Quello dei Florio era un progetto ambizioso, con le tonnare e l’inscatolamento del pesce ciò che si andava a costruire fu un’impresa che poteva incombere alle difficoltà date dalla carenza di pescato, essendo il tonno un prodotto ittico e dunque non producibile in fabbrica. La presenza del pesce nel mediterraneo doveva essere costante e abbondante per produrre utili e rimanere in attivo, ed effettivamente, per quanto ambizioso fosse il progetto, funzionò per almeno 15 anni.
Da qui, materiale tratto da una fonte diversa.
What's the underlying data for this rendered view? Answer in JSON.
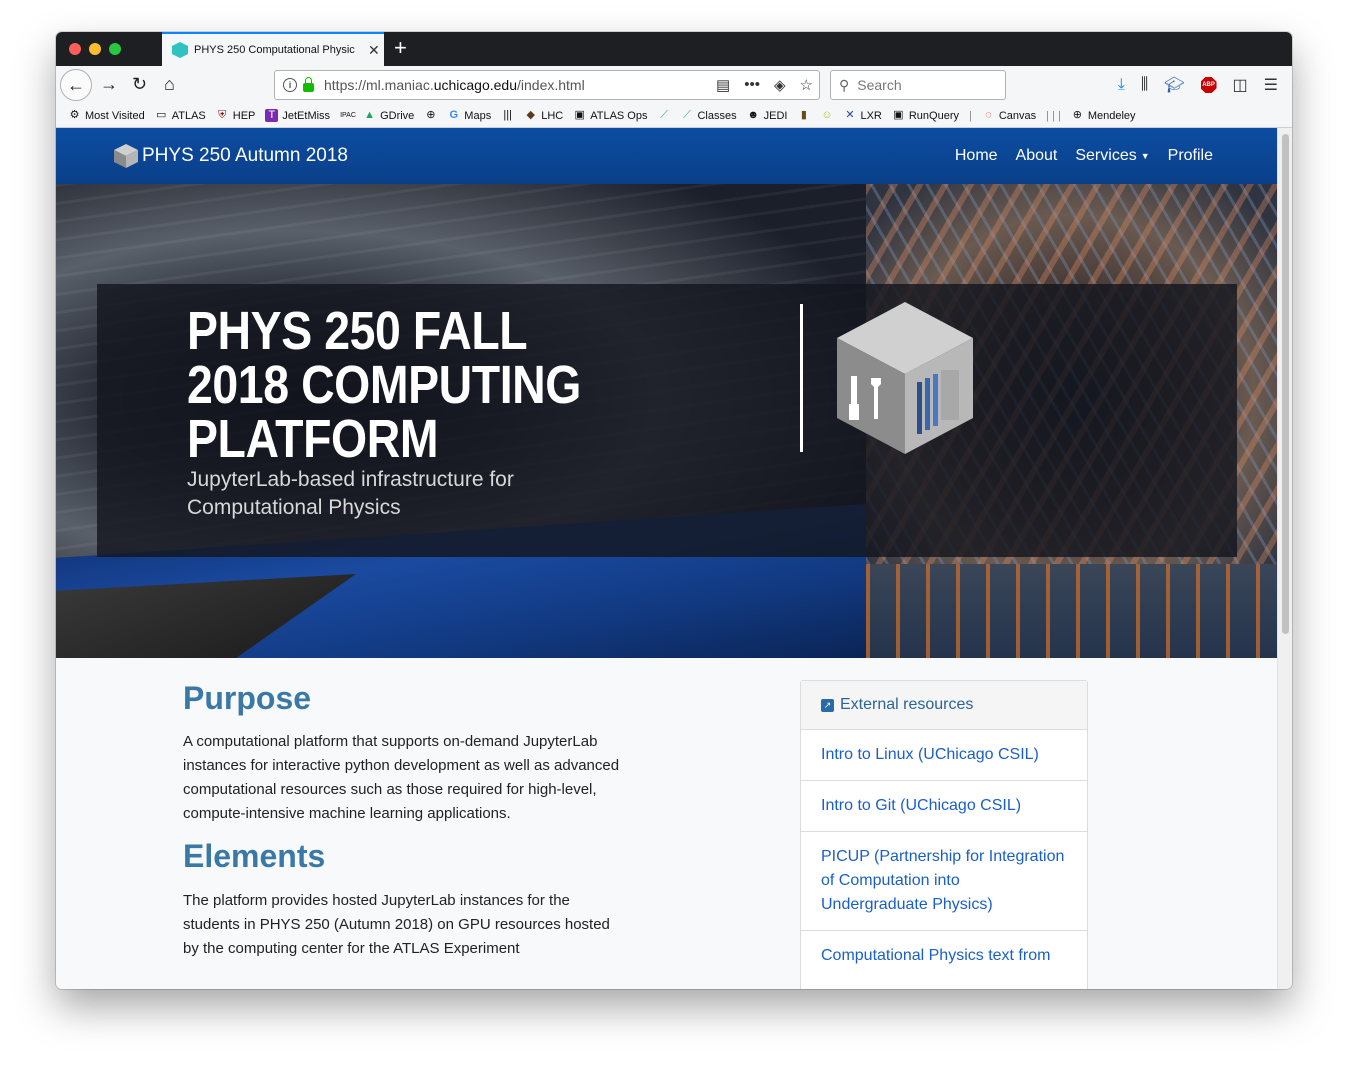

All’inscatolamento in latta si arrivò nel momento in cui il metodo di produzione tradizionale (che fino a quella data era stato quello della salagione del pesce, e solo in parte, quello dell’olio di oliva, che veniva poi trasportato in barili), risultò tuttavia obsoleto e non più efficiente.

Quando vi fu la necessita dunque di innovare il metodo produttivo, si giunse all’adozione della lattina dotata di chiave per l’apertura della stessa, innovazione che tra l’altro, fu presentata all’Esposizione Universale di Palermo del 1890, dando prova di modernità in ambito di consumo familiare in cui ancora non esisteva il cibo in latta.